Palin played to the crowd, talking about the annual air show held in the area, mentioning that her husband flies small planes, and saying that they named one of their girls Piper, after the plane maker.
She noted that the place where she spoke — the Pony Express Pavilion — doubles as a roller-hockey rink, and referred to hockey moms. She singled out Chuck Yeager, the famous aviator, who was in the crowd, noting that he broke the sound barrier and saying she hoped to break through the glass barrier.
“You guys get it,” Palin said. “You understand the need to put the pride back into America. We can do this because we are an exceptional nation.”
“She’s a real firecracker,” said Renee Major, a first-grade teacher in Reno. She wore a button that had a photo of Palin firing a rifle, and read, “Read my lipstick, change is coming.”
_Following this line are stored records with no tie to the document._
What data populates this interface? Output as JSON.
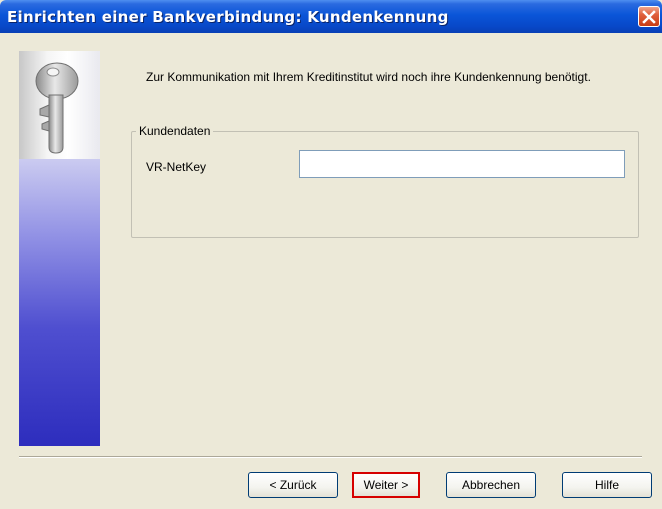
{
  "window": {
    "title": "Einrichten einer Bankverbindung: Kundenkennung",
    "close_icon": "close-icon"
  },
  "sidebar": {
    "icon": "key-icon"
  },
  "intro_text": "Zur Kommunikation mit Ihrem Kreditinstitut wird noch ihre Kundenkennung benötigt.",
  "group": {
    "legend": "Kundendaten",
    "field_label": "VR-NetKey",
    "field_value": ""
  },
  "buttons": {
    "back": "< Zurück",
    "next": "Weiter >",
    "cancel": "Abbrechen",
    "help": "Hilfe"
  },
  "colors": {
    "titlebar": "#0a55d8",
    "highlight": "#d60000",
    "dialog_bg": "#ece9d8"
  }
}
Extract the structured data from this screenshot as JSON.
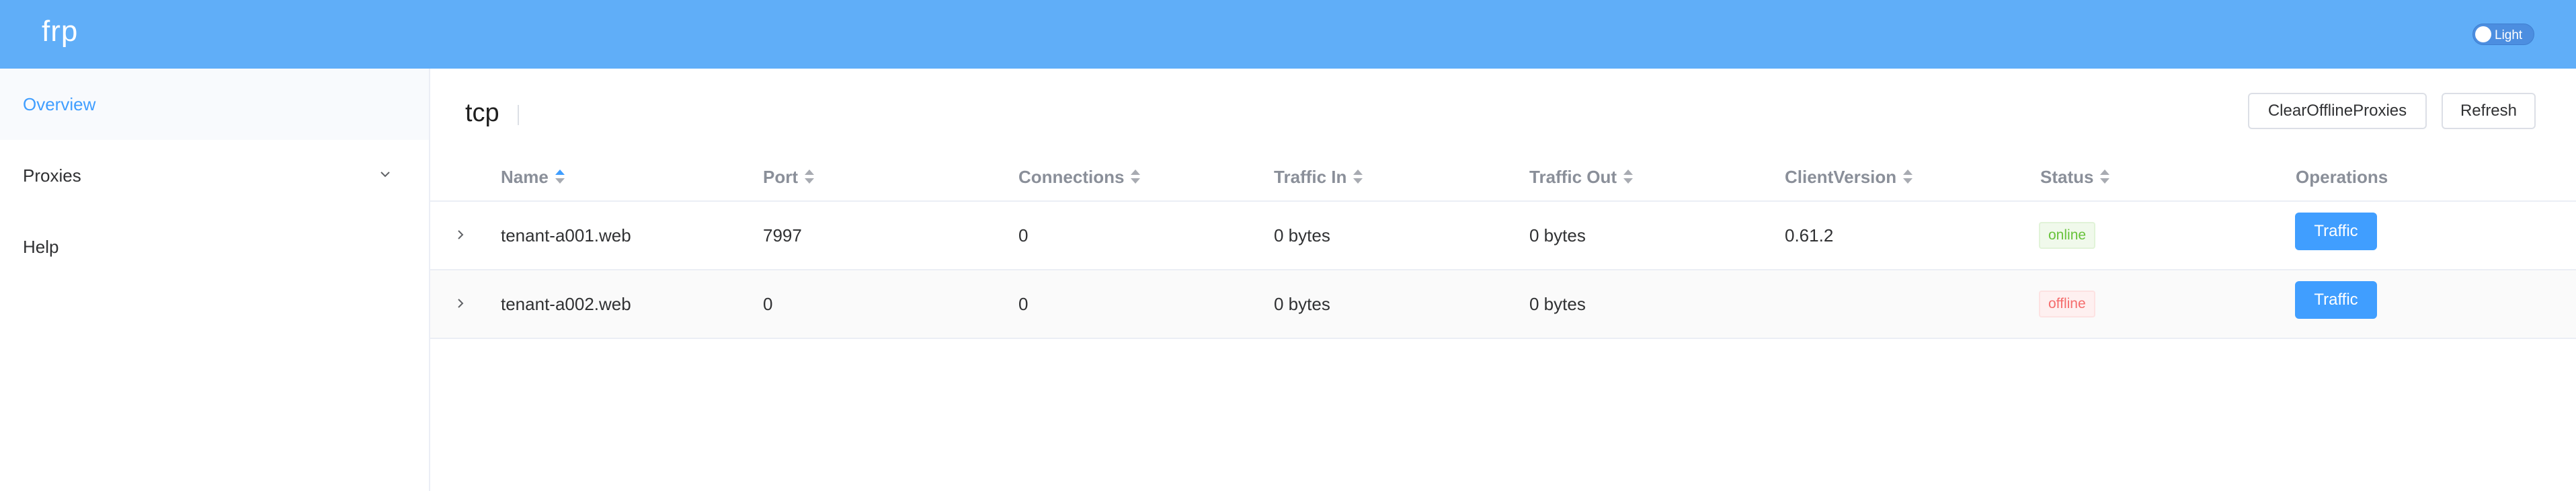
{
  "header": {
    "brand": "frp",
    "theme_toggle_label": "Light"
  },
  "sidebar": {
    "items": [
      {
        "label": "Overview",
        "active": true
      },
      {
        "label": "Proxies",
        "icon": "chevron-down-icon"
      },
      {
        "label": "Help"
      }
    ]
  },
  "main": {
    "title": "tcp",
    "buttons": {
      "clear_offline": "ClearOfflineProxies",
      "refresh": "Refresh"
    },
    "table": {
      "columns": [
        "Name",
        "Port",
        "Connections",
        "Traffic In",
        "Traffic Out",
        "ClientVersion",
        "Status",
        "Operations"
      ],
      "sorted_column": "Name",
      "sort_direction": "ascending",
      "rows": [
        {
          "name": "tenant-a001.web",
          "port": "7997",
          "connections": "0",
          "traffic_in": "0 bytes",
          "traffic_out": "0 bytes",
          "client_version": "0.61.2",
          "status": "online",
          "action": "Traffic"
        },
        {
          "name": "tenant-a002.web",
          "port": "0",
          "connections": "0",
          "traffic_in": "0 bytes",
          "traffic_out": "0 bytes",
          "client_version": "",
          "status": "offline",
          "action": "Traffic"
        }
      ]
    }
  },
  "colors": {
    "header_bg": "#60aef8",
    "accent": "#409eff",
    "online": "#67c23a",
    "offline": "#f56c6c"
  }
}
Major said she “kind of” was planning to vote for McCain, but when he selected Palin, she became an enthusiastic booster. Like others interviewed, she brushed aside criticism that Palin might not be well-versed on all the issues. “She is holding her own with the old boys.”
“Who could get excited about McCain? When Palin came on, she added such energy. She added excitement,” said Ron Brandow, who came to Carson City from Lake Tahoe, where he was vacationing with his wife, Livia Bain, to hear Palin.
“I’m 67, and she’s the first person who is running for national office who is a common person,” said Brandow, who is from Houston.
Palin started her day in Alaska with a rally at the Dena’INA Civic & Convention Center in Anchorage. Although the Obama campaign has targeted Alaska, with its three electoral votes, the state is almost certain to vote for the McCain-Palin ticket.
With husband, Todd, and three of their children, Willow, Piper and Trig, at her side, Palin urged Alaskans to help the victims of Hurricane Ike, a plea she repeated in Carson City.
Palin drew some of the wildest applause when she stated: “In a McCain-Palin administration, we are going to drill now.”
“It’s not just Alaska realizing how desperately we need to be energy independent,” she said.